Pathogenese und Risikofaktoren
Bereits im frühen 20. Jahrhundert wurde erkannt, dass einige Bakterienstämme Steine verursachen, was maßgeblich auf die Urease zurückzuführen ist. Zu den Ureasebildnern gehören beispielsweise Proteus sp., Morganella sp. und Providencia sp. Seltener können auch Staphylokokken, Pseudomonaden und Klebsiellen über eine entsprechende Fähigkeit verfügen. Bei der Urease handelt es sich hingegen um ein Enzym, das Harnstoff in Ammonium- und Karbonationen spaltet. Infolgedessen kommt es zur Harnalkalisierung, was wiederum eine Übersättigung des Urins mit Ammonium- und Calciumphosphat begünstigt.

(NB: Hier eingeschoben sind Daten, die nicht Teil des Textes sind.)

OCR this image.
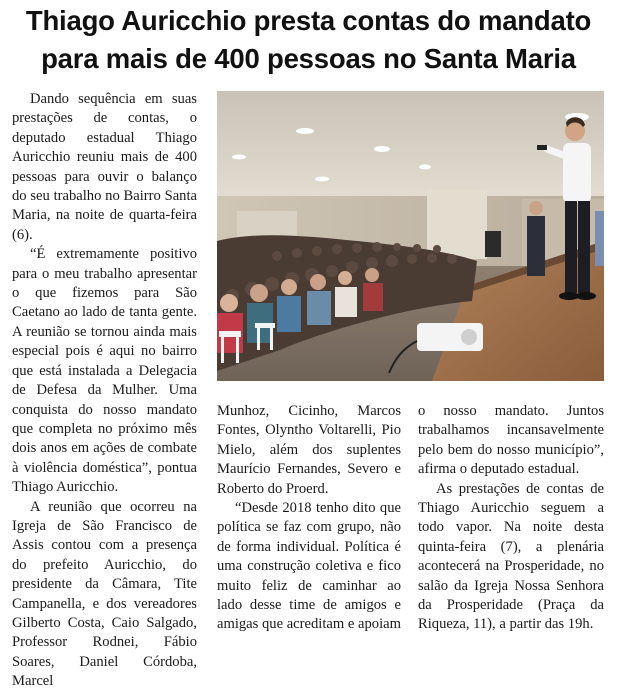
Thiago Auricchio presta contas do mandato
para mais de 400 pessoas no Santa Maria

Dando sequência em suas prestações de contas, o deputado estadual Thiago Auricchio reuniu mais de 400 pessoas para ouvir o balanço do seu trabalho no Bairro Santa Maria, na noite de quarta-feira (6).

“É extremamente positivo para o meu trabalho apresentar o que fizemos para São Caetano ao lado de tanta gente. A reunião se tornou ainda mais especial pois é aqui no bairro que está instalada a Delegacia de Defesa da Mulher. Uma conquista do nosso mandato que completa no próximo mês dois anos em ações de combate à violência doméstica”, pontua Thiago Auricchio.

A reunião que ocorreu na Igreja de São Francisco de Assis contou com a presença do prefeito Auricchio, do presidente da Câmara, Tite Campanella, e dos vereadores Gilberto Costa, Caio Salgado, Professor Rodnei, Fábio Soares, Daniel Córdoba, Marcel

Munhoz, Cicinho, Marcos Fontes, Olyntho Voltarelli, Pio Mielo, além dos suplentes Maurício Fernandes, Severo e Roberto do Proerd.

“Desde 2018 tenho dito que política se faz com grupo, não de forma individual. Política é uma construção coletiva e fico muito feliz de caminhar ao lado desse time de amigos e amigas que acreditam e apoiam

o nosso mandato. Juntos trabalhamos incansavelmente pelo bem do nosso município”, afirma o deputado estadual.

As prestações de contas de Thiago Auricchio seguem a todo vapor. Na noite desta quinta-feira (7), a plenária acontecerá na Prosperidade, no salão da Igreja Nossa Senhora da Prosperidade (Praça da Riqueza, 11), a partir das 19h.
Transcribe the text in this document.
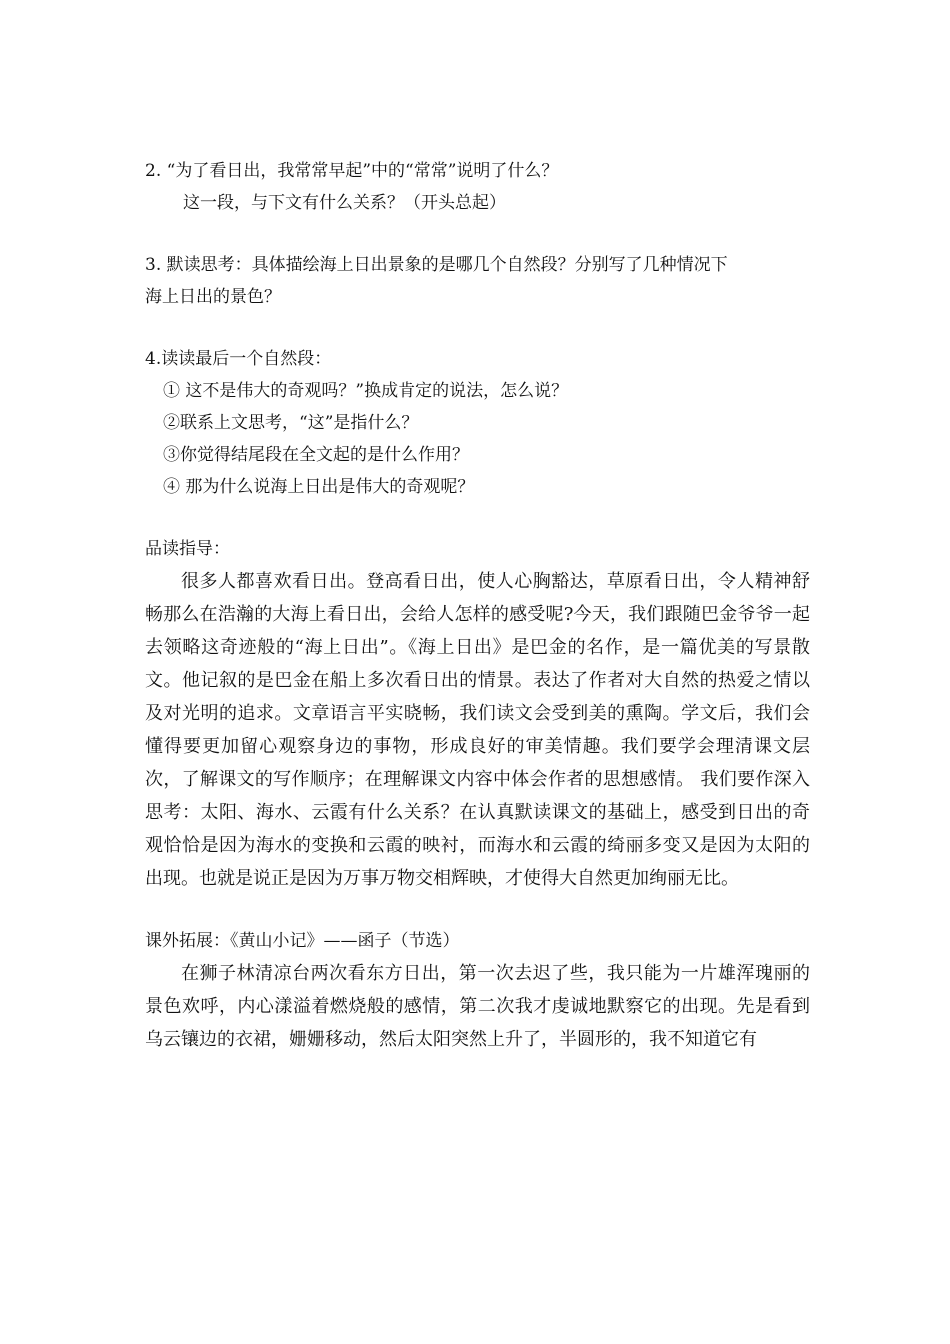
2. “为了看日出，我常常早起”中的“常常”说明了什么？
这一段，与下文有什么关系？（开头总起）
3. 默读思考：具体描绘海上日出景象的是哪几个自然段？分别写了几种情况下
海上日出的景色？
4.读读最后一个自然段：
① 这不是伟大的奇观吗？”换成肯定的说法，怎么说？
②联系上文思考，“这”是指什么？
③你觉得结尾段在全文起的是什么作用？
④ 那为什么说海上日出是伟大的奇观呢？
品读指导：
很多人都喜欢看日出。登高看日出，使人心胸豁达，草原看日出，令人精神舒畅那么在浩瀚的大海上看日出，会给人怎样的感受呢?今天，我们跟随巴金爷爷一起去领略这奇迹般的“海上日出”。《海上日出》是巴金的名作，是一篇优美的写景散文。他记叙的是巴金在船上多次看日出的情景。表达了作者对大自然的热爱之情以及对光明的追求。文章语言平实晓畅，我们读文会受到美的熏陶。学文后，我们会懂得要更加留心观察身边的事物，形成良好的审美情趣。我们要学会理清课文层次，了解课文的写作顺序；在理解课文内容中体会作者的思想感情。 我们要作深入思考：太阳、海水、云霞有什么关系？在认真默读课文的基础上，感受到日出的奇观恰恰是因为海水的变换和云霞的映衬，而海水和云霞的绮丽多变又是因为太阳的出现。也就是说正是因为万事万物交相辉映，才使得大自然更加绚丽无比。
课外拓展：《黄山小记》——函子（节选）
在狮子林清凉台两次看东方日出，第一次去迟了些，我只能为一片雄浑瑰丽的景色欢呼，内心漾溢着燃烧般的感情，第二次我才虔诚地默察它的出现。先是看到乌云镶边的衣裙，姗姗移动，然后太阳突然上升了，半圆形的，我不知道它有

Des Weiteren konnte in experimentellen Studien gezeigt werden, dass die Proteus-mirabilis-Urease auch inflammatorische Effekte besitzt. Neben der Urease begünstigen auch bestimmte Risikofaktoren die Entstehung von infektinduzierten Harnsteinen. Hierzu gehören neurogene Blasenentleerungsstörungen, dauerhafte Urinableitungen in Form von Conduits und Pouches sowie Harnabflussstörungen, zum Beispiel aufgrund einer subvesikalen Obstruktion im Rahmen einer Prostatahyperplasie.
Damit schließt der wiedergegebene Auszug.